Economic “Subsidence” and Arguments for a Bigger City
With the hue and cry about the city’s economic “subsidence”, Osaka business circles called repeatedly, from the early stages of the postwar boom, for the construction of an economic counterweight to Tokyo by creating more efficient, larger-scale governmental units in Kansai and thereby concentrating investment.
This is what constitutes the historical background of the current schemes for a new “Kansai Province” (Kansai-shū), which have been advanced alongside the calls for Osaka to be designated a metropolis (Ōsaka-to kōsō). If we look back even further for the origins of these visions, we would have to point to the wartime plans for massive amalgamations, which I mentioned earlier, and to the Regional Residencies-General (Chihō tōkanfu), supra-prefectural governments established towards the end of the war. Of course, the circumstances that necessitated larger sub-national governments were different in each case; what’s envisioned in plans for a “Kansai Province”, namely, economic revitalization through the concentration of investment in the Osaka Bay area, is of course not the same thing as the authoritarian and efficient administration demanded by a system mobilized for total war.
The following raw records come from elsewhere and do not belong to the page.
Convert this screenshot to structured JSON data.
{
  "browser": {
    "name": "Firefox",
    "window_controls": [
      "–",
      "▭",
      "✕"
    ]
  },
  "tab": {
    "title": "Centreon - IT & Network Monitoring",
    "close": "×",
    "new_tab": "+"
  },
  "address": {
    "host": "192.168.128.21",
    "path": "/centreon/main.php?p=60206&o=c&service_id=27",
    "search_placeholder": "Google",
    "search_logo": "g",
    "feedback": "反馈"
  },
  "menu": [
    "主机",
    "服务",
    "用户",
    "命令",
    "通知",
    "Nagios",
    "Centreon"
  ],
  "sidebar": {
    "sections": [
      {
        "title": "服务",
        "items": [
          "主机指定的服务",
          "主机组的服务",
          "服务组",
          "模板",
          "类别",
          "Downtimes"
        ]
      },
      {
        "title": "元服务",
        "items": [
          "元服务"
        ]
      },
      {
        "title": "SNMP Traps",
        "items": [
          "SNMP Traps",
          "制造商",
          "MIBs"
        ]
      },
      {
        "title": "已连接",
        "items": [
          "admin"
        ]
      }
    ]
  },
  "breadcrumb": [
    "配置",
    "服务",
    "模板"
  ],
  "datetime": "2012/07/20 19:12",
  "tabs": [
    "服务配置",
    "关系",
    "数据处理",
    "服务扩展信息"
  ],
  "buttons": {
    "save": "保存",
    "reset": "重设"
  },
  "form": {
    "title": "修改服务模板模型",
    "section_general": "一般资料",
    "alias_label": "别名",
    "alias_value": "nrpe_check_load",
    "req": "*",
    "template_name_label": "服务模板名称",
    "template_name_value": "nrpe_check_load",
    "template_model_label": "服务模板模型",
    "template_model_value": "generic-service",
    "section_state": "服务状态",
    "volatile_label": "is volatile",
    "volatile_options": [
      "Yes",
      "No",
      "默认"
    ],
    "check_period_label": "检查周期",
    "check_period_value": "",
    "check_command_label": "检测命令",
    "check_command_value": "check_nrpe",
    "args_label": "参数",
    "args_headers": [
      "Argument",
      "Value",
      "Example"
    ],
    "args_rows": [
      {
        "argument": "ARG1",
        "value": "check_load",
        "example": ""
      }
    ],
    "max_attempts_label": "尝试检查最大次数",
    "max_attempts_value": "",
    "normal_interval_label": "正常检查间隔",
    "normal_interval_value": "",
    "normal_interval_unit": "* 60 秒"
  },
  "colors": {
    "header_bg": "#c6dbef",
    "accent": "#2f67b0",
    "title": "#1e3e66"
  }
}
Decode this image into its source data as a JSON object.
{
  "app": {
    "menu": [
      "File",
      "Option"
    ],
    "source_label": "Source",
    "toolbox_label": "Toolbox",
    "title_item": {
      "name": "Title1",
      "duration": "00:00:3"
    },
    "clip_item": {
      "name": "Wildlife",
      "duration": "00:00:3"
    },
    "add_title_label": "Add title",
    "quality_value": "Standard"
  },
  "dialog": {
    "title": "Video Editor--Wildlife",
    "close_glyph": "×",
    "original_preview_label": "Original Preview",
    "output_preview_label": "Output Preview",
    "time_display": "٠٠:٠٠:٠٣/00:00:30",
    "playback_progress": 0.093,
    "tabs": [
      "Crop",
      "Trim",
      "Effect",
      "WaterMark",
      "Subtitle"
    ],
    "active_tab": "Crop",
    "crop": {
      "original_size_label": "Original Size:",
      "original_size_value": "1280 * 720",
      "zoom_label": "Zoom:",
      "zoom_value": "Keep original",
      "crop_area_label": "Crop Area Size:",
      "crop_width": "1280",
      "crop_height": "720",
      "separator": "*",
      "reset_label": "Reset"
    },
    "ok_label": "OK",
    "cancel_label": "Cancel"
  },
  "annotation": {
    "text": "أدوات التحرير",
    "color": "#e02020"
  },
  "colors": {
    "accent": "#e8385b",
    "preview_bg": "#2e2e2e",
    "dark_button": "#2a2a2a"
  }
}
Nevertheless, it should be clear to you that this vision of concentrating investment and resources in a larger economic bloc has been conceived not on the basis of ordinary residents’ interests, but overwhelmingly on those of corporations and their doctrines of efficiency.
With regard to plans for an Osaka Metropolis, the question of how to decide the sub-metropolitan units of residents’ self-government has become an important point of contention. Looking at the city’s history since the Meiji period, the units of local government have only ever gotten bigger, from neighborhood to school districts and, above them, to the city’s wards. But the fact remains that expanding administrative units has led to the hollowing out of local government by diluting that sense of actually having a say in managing one’s own affairs. In this connection, there are at present proposals to reevaluate the city’s wards as administrative units, to strengthen them as levels of self-government by granting them independent fiscal authority. However, if such special wards are to truly revitalize self-government by local residents in a way that respects each area’s historical circumstances and individuality, the decisive question will be whether they have the appropriate size and, concomitantly, the functional intimacy to sustain it.
3. Reflecting on the Course as a Whole
As we have seen in today’s class, contemporary debates about Osaka’s economic revitalization and self-government have deep connections to the courses the city charted before, during, and after World War II.
Whatever path the city will take, we cannot discuss the future of Osaka without reference to each locality’s individuality and the characteristics that have, over their long histories, cumulatively come to define their residents’ lives.
In the sixteen lectures of this course, we have presented the history of Osaka, from earliest times to the present, as the story of the formation of the city and of the various people who lived there. It is our hope that this course proves of some use in thinking about the picture that a multitude of people, locals and otherwise, will paint of the future of Osaka—a city of the world, sustained by its connections thereto, that takes in people and cultures from around the globe; yet also a city of places, whose residents, in living, working, and learning with love for their particular histories and cultures, transform localities in neighborhoods, and so sustain the urban fabric.